The MTTR is going up, do you know?
Sometime ago i did write about cache, and the little (or none) difference between poor performance and availability.
I still think cache is the solution for all problems, and can be the root of all evil too.
Today i was reading about the problems with 37signals campfire service, and what made me remember that old post was this:
“The current issue is that both our database servers (slave and master) have been rebooted. Which have left us with a cold cache, so new traffic overwhelms the servers. We’re working on warming the caches and will bring back Campfire as soon as we can”.
Obviously, they had the same problems everyone else may suffer: hardware failures and the sad return to life.
I guess many readers can think they could be made “a lot of things” better… that “x” is not right, better is “y” and so on. But my point is that any solution has a trade-off, and they had “two” database servers down!
Talking about storage as an example, if we loose two sides of a mirror, we loose the data and need to restore it from backup. If we don’t want this, we need to add more copies, or we need to replicate the whole storage (no cache either). Ok, we want the cache replicated too… i think you got the point.
So, after the incident, we can have many solutions for the problem, actually everyone has the solution for other’s problems. But there is a price to have a infrastructure that has a little (or none) performance impact when goes down, and returns to life. But is a fact that we have a big density of resources going on, and a real big MTTR from zero to hero.
2TB to resilver?
1TB to warm?
How big is your routing table?
How many VM’s you need to start (how many services on them)?
How much costs this “just switch on and is up and running again”?

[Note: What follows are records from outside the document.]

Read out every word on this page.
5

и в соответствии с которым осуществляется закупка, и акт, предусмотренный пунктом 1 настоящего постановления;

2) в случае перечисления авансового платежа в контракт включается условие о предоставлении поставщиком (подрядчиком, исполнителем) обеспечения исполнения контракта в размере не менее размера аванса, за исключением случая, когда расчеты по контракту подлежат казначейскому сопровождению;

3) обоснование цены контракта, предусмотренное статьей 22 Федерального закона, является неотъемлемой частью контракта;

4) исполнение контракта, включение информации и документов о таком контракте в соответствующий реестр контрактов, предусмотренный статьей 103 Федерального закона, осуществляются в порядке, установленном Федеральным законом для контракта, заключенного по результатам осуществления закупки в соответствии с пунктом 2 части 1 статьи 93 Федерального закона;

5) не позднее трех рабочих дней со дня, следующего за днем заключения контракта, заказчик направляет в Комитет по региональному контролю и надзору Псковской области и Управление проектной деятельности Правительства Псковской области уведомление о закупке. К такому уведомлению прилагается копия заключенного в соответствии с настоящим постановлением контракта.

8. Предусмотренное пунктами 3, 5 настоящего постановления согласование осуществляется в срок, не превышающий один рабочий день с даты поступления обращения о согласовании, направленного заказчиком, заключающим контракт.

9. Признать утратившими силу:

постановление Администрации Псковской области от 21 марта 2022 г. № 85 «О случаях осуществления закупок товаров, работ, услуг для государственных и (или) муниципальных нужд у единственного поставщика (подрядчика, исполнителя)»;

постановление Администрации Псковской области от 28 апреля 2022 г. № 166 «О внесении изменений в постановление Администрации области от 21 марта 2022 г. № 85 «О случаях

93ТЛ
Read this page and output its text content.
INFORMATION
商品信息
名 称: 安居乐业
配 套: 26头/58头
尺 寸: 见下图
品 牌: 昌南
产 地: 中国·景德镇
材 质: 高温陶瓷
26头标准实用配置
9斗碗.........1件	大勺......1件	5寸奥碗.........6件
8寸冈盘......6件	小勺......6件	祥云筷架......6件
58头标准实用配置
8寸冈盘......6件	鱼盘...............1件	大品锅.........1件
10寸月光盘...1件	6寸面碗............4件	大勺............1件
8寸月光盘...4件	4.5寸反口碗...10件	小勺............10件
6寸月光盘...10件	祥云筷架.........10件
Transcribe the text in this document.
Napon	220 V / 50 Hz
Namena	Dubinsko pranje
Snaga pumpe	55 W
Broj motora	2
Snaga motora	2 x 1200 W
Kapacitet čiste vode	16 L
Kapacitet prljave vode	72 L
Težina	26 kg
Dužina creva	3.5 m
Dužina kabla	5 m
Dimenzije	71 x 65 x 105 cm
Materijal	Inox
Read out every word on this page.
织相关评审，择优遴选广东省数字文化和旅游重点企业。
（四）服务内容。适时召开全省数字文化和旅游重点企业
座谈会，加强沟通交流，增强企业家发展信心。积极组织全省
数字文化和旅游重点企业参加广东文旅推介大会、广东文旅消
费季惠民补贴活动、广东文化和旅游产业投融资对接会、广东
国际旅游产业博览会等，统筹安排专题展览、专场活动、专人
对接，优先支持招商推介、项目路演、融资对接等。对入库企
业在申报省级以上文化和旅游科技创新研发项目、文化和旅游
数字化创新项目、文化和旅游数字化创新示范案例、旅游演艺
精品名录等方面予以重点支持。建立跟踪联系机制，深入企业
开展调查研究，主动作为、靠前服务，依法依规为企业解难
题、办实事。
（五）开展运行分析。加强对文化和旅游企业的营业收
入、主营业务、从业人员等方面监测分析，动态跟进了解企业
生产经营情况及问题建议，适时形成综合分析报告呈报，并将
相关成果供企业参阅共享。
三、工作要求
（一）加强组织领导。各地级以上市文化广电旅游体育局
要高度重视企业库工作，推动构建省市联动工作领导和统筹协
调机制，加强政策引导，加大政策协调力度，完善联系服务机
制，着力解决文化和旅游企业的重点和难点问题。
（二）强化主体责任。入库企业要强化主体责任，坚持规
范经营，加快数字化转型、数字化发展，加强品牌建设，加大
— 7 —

Our systems still are “looooooooad and run”, and thereis a trade-off, always. There is a price, or a technology to be developed to solve this problem. I think it’s clear the better MTTR on ZFS using COW and without FSCK, but the 40% hit ratio diff between down/up seems to be not so clear being part of this MTTR.
Filesystem cache, Database cache, BGP convergence, VM’s coming back to life, you name it!
There is no money if everyone wants the cash. Sorry, but if your bank has it, what is your business?